Both countries are considerable producers of wine: each produced more than a billion litres, or about 1.4 billion bottles last year. Argentina produces a little more than Chile, but Chile exports much more at somewhere around double Argentina’s volume.
Chile also wins easily in the value league table, and it’s here that it gets interesting. Both countries, while continuing to produce and export a lot of low value bulk wine, are getting much better, and better known, for distinctive and exciting higher value offerings.
We’ve tried to showcase some of these this month.

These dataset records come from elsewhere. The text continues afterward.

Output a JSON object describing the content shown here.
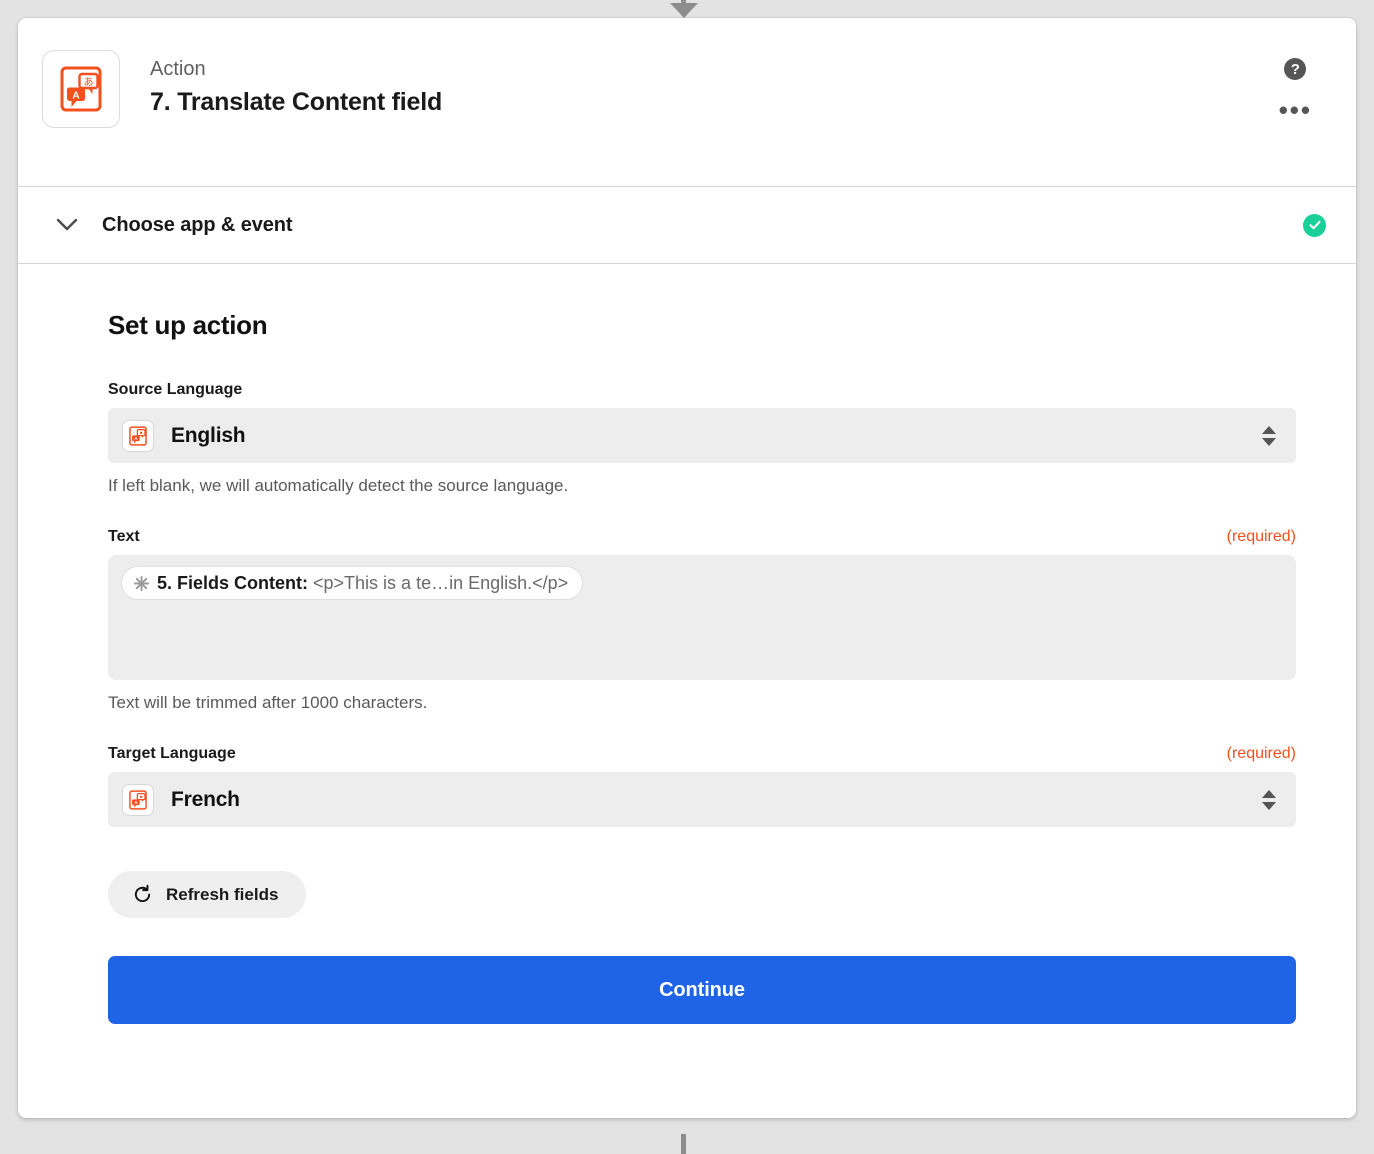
{
  "header": {
    "eyebrow": "Action",
    "title": "7. Translate Content field",
    "app_icon": "translate-app-icon",
    "help_icon": "help-circle-icon",
    "help_glyph": "?",
    "more_icon": "more-options-icon",
    "more_glyph": "•••"
  },
  "sections": {
    "choose_app": {
      "label": "Choose app & event",
      "chevron_icon": "chevron-down-icon",
      "status_icon": "check-circle-icon",
      "status": "complete"
    }
  },
  "setup": {
    "title": "Set up action",
    "source_language": {
      "label": "Source Language",
      "value": "English",
      "icon": "translate-app-icon",
      "helper": "If left blank, we will automatically detect the source language.",
      "stepper_icon": "stepper-updown-icon"
    },
    "text": {
      "label": "Text",
      "required_label": "(required)",
      "token": {
        "icon": "asterisk-icon",
        "label": "5. Fields Content:",
        "value": "<p>This is a te…in English.</p>"
      },
      "helper": "Text will be trimmed after 1000 characters."
    },
    "target_language": {
      "label": "Target Language",
      "required_label": "(required)",
      "value": "French",
      "icon": "translate-app-icon",
      "stepper_icon": "stepper-updown-icon"
    },
    "refresh_button": {
      "label": "Refresh fields",
      "icon": "refresh-icon"
    },
    "continue_button": {
      "label": "Continue"
    }
  },
  "colors": {
    "accent_blue": "#1f64e7",
    "brand_orange": "#f4501e",
    "success_green": "#19cf9a",
    "page_background": "#e3e3e3",
    "field_background": "#ededed"
  }
}
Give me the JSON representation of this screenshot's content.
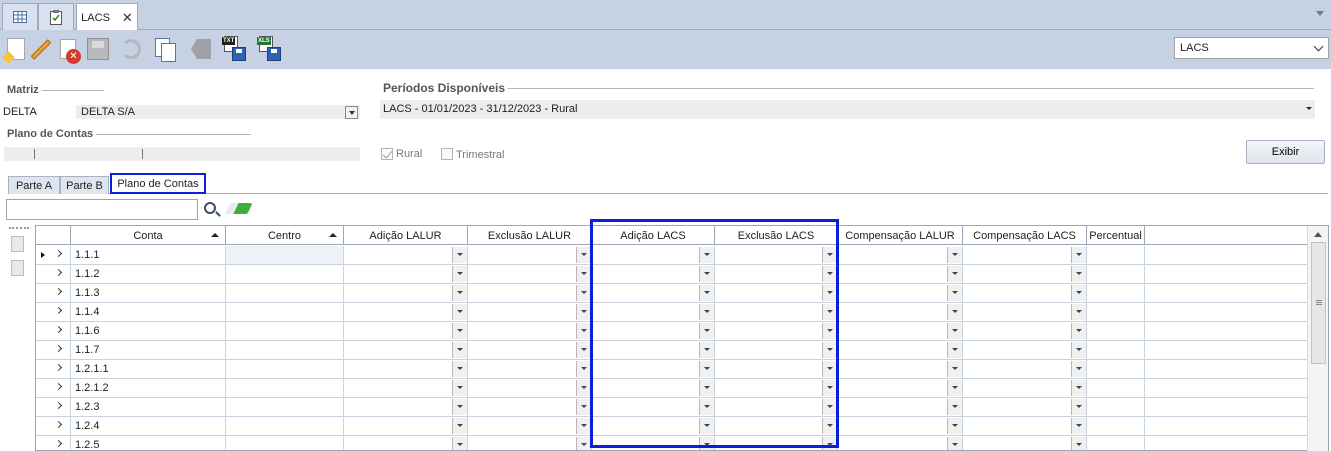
{
  "document_tabs": [
    {
      "icon": "grid-icon",
      "label": ""
    },
    {
      "icon": "clipboard-icon",
      "label": ""
    },
    {
      "icon": "",
      "label": "LACS",
      "close": "✕"
    }
  ],
  "toolbar": {
    "buttons": [
      "new-icon",
      "edit-icon",
      "delete-icon",
      "save-icon",
      "undo-icon",
      "copy-icon",
      "tag-icon",
      "export-txt-icon",
      "export-xls-icon"
    ],
    "export_txt_tag": "TXT",
    "export_xls_tag": "XLS"
  },
  "view_select": {
    "value": "LACS"
  },
  "matriz": {
    "title": "Matriz",
    "code": "DELTA",
    "name": "DELTA S/A"
  },
  "plano_de_contas": {
    "title": "Plano de Contas",
    "value": ""
  },
  "periodos": {
    "title": "Períodos Disponíveis",
    "value": "LACS - 01/01/2023 - 31/12/2023 - Rural"
  },
  "checkboxes": {
    "rural": {
      "label": "Rural",
      "checked": true
    },
    "trimestral": {
      "label": "Trimestral",
      "checked": false
    }
  },
  "exibir_label": "Exibir",
  "inner_tabs": [
    "Parte A",
    "Parte B",
    "Plano de Contas"
  ],
  "search": {
    "value": ""
  },
  "grid": {
    "columns": [
      "Conta",
      "Centro",
      "Adição LALUR",
      "Exclusão LALUR",
      "Adição LACS",
      "Exclusão LACS",
      "Compensação LALUR",
      "Compensação LACS",
      "Percentual"
    ],
    "rows": [
      "1.1.1",
      "1.1.2",
      "1.1.3",
      "1.1.4",
      "1.1.6",
      "1.1.7",
      "1.2.1.1",
      "1.2.1.2",
      "1.2.3",
      "1.2.4",
      "1.2.5"
    ]
  },
  "colors": {
    "highlight": "#0a1fd6",
    "chrome": "#c6d2e4"
  }
}
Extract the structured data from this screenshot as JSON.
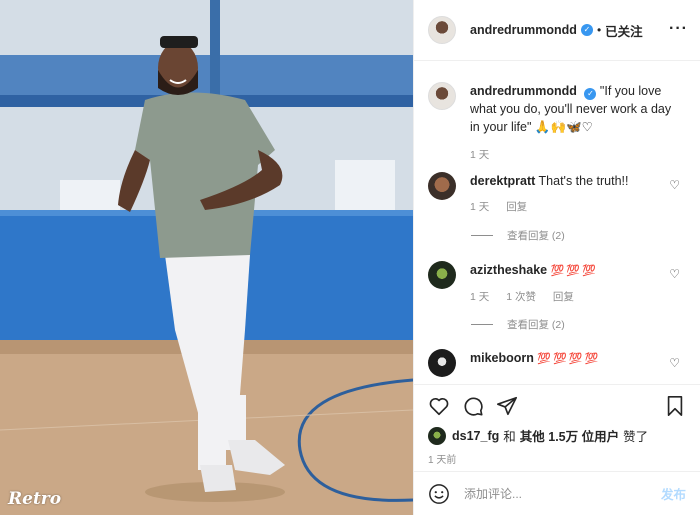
{
  "photo": {
    "watermark": "Retro"
  },
  "post": {
    "username": "andredrummondd",
    "verified_mark": "✓",
    "separator": "•",
    "follow_label": "已关注",
    "more_label": "···",
    "caption": "\"If you love what you do, you'll never work a day in your life\" 🙏🙌🦋♡",
    "caption_time": "1 天"
  },
  "comments": [
    {
      "username": "derektpratt",
      "text": "That's the truth!!",
      "time": "1 天",
      "likes": "",
      "reply_label": "回复",
      "view_replies": "查看回复 (2)"
    },
    {
      "username": "aziztheshake",
      "text": "💯💯💯",
      "time": "1 天",
      "likes": "1 次赞",
      "reply_label": "回复",
      "view_replies": "查看回复 (2)"
    },
    {
      "username": "mikeboorn",
      "text": "💯💯💯💯",
      "time": "",
      "likes": "",
      "reply_label": "",
      "view_replies": ""
    }
  ],
  "likes_line": {
    "user": "ds17_fg",
    "and": "和",
    "others": "其他 1.5万 位用户",
    "liked": "赞了"
  },
  "post_time": "1 天前",
  "add_comment": {
    "placeholder": "添加评论...",
    "post_label": "发布"
  },
  "icons": [
    "heart-icon",
    "comment-icon",
    "share-icon",
    "bookmark-icon",
    "smile-icon",
    "verified-icon",
    "more-icon"
  ],
  "colors": {
    "verified": "#3897f0",
    "post_button": "#b3dbff",
    "meta_text": "#8e8e8e"
  }
}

In our discounted mixed case we have
Pandolfi Price Larkün Chardonnay, 2018, Itata, Chile - an excellent Chablis alternative at a fraction of the price
A sparkling rosé:
Miguel Torres Santa Digna Estelado Rosé, NV, Maule, Chile - a unique Pais grape sparkler, delicious frothy fun
And four reds:
La Causa del Itata Gran Reserva, Pais, 2016, Itata, Chile - Pais again, an interesting quaffable red
Novas Gran Reserva, Carmenere Cabernet Sauvignon, 2017, Colchagua, Chile - excellent value and very easy drinking
Trapiche Estacion 1883 Cabernet Franc, 2018, Mendoza, Argentina - an excellent warm climate Cabernet Franc
Masi Tupungato Passo Doble, Malbec Corvina, Mendoza, Argentina - an apassimento red from Malbec & Corvina, the main Valpolicella grape
We’re also listing:
Miguel Torres Cabernet Sauvignon Rosé from Chile’s Central Valley, which will complement lots of summer foods;
Errazuriz MAX VIII from Aconcagua in Chile, a blend of Syrah, Carmenère, Cabernet Sauvignon, Grenache and Mourvèdre no less, which is drinking beautifully now but will age well for a while yet;
Valle Frio Red Blend Reserva Especial from Maule in Chile, a (mainly) Bordeaux blend led by Cabernet Sauvignon, with Carmenère, Syrah and Petit Verdot. It’s a 2014 wine which is drinking perfectly now; and
Carinae Malbec Harmonie from Mendoza, an outstanding example of a straight Malbec, and very good value, it makes an interesting comparison with its stablemate, Carinae Cuvée Philippe, a blend of Malbec, Cabernet Sauvignon and Syrah, which is already on our list.